According to their website, they "collect works by artists who are British or have a connection to Britain, and place this art in significant locations; celebrating and showcasing the UK’s commitment to culture in the context of diplomacy."

The oldest work in the collection is one of the earliest surviving portraits of Henry VIII, painted sometime between 1527 and 1550.
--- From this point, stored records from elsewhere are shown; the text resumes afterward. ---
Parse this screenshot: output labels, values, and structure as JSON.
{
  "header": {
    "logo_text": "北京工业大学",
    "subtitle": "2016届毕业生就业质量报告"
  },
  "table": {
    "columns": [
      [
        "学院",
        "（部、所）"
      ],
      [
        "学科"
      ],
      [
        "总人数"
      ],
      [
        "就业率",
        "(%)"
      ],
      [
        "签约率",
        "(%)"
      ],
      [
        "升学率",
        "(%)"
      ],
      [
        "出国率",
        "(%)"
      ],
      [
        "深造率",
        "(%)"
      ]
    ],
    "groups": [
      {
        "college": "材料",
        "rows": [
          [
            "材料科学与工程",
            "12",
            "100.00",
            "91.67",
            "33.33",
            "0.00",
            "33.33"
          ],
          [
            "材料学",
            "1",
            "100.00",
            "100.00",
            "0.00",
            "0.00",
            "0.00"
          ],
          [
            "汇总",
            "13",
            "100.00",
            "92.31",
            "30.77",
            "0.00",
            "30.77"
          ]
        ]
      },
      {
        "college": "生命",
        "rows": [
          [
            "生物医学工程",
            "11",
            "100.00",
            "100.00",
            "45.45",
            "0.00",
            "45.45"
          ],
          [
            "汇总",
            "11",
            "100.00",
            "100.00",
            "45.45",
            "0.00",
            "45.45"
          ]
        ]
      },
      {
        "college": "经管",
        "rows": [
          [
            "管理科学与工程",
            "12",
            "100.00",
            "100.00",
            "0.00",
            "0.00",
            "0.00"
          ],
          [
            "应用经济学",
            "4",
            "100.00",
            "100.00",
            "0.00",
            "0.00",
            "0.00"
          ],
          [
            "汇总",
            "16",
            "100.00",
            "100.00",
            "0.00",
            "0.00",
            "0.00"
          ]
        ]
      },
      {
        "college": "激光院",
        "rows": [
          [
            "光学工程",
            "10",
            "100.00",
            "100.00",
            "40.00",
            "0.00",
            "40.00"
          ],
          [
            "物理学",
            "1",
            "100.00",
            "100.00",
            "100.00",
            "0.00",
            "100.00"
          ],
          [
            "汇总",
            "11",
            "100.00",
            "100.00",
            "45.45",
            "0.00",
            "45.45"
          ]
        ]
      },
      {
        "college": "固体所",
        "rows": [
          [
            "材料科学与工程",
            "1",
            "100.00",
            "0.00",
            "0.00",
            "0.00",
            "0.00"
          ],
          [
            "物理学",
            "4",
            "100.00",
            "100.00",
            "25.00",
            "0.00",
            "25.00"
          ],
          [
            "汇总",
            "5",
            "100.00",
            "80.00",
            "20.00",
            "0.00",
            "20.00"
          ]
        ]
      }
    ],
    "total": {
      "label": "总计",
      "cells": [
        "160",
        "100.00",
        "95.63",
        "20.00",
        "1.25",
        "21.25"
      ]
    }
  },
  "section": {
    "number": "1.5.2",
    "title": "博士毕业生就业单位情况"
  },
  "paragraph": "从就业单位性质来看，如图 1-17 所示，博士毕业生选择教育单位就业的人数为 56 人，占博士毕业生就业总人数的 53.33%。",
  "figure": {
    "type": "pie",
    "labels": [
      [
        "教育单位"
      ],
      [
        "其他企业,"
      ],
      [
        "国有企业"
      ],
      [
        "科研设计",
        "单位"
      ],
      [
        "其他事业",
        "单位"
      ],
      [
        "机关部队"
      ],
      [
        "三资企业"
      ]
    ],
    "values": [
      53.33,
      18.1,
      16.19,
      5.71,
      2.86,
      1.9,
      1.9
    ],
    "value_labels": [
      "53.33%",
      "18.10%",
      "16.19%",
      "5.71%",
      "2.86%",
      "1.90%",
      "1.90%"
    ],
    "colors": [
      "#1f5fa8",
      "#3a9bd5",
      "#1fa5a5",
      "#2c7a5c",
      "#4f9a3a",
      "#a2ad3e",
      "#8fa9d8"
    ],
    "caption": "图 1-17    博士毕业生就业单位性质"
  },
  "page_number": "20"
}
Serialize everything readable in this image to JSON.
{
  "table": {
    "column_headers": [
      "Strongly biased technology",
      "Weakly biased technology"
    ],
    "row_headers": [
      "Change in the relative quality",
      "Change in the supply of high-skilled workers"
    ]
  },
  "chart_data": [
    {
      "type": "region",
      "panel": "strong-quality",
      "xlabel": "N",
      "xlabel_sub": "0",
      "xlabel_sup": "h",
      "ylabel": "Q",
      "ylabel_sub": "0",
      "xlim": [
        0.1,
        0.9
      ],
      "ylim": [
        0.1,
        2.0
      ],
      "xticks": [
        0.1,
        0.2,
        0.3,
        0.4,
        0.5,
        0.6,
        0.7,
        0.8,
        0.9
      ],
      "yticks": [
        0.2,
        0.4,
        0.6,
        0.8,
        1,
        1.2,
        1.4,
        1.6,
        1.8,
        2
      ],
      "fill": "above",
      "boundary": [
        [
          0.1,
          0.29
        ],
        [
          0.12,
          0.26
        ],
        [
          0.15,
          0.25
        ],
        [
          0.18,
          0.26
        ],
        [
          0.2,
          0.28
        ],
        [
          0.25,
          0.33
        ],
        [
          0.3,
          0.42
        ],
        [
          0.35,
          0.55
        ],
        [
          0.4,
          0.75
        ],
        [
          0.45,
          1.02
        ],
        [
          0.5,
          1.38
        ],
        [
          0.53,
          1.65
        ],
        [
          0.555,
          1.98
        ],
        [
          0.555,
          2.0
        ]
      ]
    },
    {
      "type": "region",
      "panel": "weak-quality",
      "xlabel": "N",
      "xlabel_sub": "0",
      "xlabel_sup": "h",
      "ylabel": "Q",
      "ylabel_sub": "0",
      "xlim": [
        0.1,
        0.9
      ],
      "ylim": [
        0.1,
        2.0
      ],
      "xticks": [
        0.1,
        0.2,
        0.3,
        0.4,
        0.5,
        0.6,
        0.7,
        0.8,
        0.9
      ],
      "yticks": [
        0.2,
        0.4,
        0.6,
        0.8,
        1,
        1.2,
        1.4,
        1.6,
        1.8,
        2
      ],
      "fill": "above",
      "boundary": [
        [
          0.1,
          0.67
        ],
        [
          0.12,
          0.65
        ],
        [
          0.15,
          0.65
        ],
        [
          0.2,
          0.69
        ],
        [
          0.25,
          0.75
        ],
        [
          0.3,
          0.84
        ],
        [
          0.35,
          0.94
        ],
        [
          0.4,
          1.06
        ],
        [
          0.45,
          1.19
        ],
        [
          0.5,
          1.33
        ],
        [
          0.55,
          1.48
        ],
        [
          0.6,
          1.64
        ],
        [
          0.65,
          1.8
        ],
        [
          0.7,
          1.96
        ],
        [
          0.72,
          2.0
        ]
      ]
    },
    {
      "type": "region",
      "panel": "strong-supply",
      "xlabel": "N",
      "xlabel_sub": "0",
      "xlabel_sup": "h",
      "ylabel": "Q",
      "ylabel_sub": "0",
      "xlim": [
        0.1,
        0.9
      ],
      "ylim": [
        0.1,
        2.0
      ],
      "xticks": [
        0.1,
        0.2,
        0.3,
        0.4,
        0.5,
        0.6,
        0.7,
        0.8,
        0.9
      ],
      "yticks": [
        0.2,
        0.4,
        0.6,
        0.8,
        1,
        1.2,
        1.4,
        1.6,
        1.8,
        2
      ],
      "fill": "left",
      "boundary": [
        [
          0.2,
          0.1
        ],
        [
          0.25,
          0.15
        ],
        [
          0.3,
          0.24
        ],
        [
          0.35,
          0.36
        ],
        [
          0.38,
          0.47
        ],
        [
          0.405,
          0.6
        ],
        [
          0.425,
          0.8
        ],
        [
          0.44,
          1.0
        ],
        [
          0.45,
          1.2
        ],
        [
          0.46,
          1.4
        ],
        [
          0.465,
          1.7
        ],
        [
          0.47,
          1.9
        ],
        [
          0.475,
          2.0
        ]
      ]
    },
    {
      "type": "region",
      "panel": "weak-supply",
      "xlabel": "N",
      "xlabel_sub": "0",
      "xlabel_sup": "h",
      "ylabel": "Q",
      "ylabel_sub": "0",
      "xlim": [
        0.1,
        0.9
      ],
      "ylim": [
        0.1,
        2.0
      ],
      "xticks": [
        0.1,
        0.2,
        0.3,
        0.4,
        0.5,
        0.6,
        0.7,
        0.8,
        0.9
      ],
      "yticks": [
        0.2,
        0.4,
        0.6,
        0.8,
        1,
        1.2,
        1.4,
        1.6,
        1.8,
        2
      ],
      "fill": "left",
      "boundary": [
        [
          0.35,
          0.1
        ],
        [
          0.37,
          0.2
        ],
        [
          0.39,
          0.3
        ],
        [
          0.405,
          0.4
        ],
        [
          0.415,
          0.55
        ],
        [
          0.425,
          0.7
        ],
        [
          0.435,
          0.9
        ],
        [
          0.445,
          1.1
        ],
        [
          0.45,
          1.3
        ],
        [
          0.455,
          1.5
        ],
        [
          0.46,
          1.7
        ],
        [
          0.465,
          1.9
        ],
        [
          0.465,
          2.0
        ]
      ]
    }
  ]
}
Anger against the Prime Minister reaches boiling point

Boris Johnson remains defiant in the face of calls to resign from politicians and the publicAP

British senior civil servant Sue Gray is investigating claims that government staff held late-night soirees, boozy parties and “wine time Fridays” while Britain was under coronavirus restrictions in 2020 and 2021.

The allegations have spawned public anger, incredulity and mockery, and prompted growing calls for Johnson’s resignation.


Conservatives are weighing up whether to trigger a no-confidence vote in Johnson amid the public anger over the scandal dubbed “partygate” — a stunning reversal of fortune for a politician who just over two years ago led the Conservatives to their biggest election victory in almost 40 years.

So far, Johnson has dismissed calls to quit, but his defiant performance was met with muted cheers on the Conservative side of the House of Commons.

Experts say there is a good chance the investigation will neither exonerate him nor conclude he broke the law.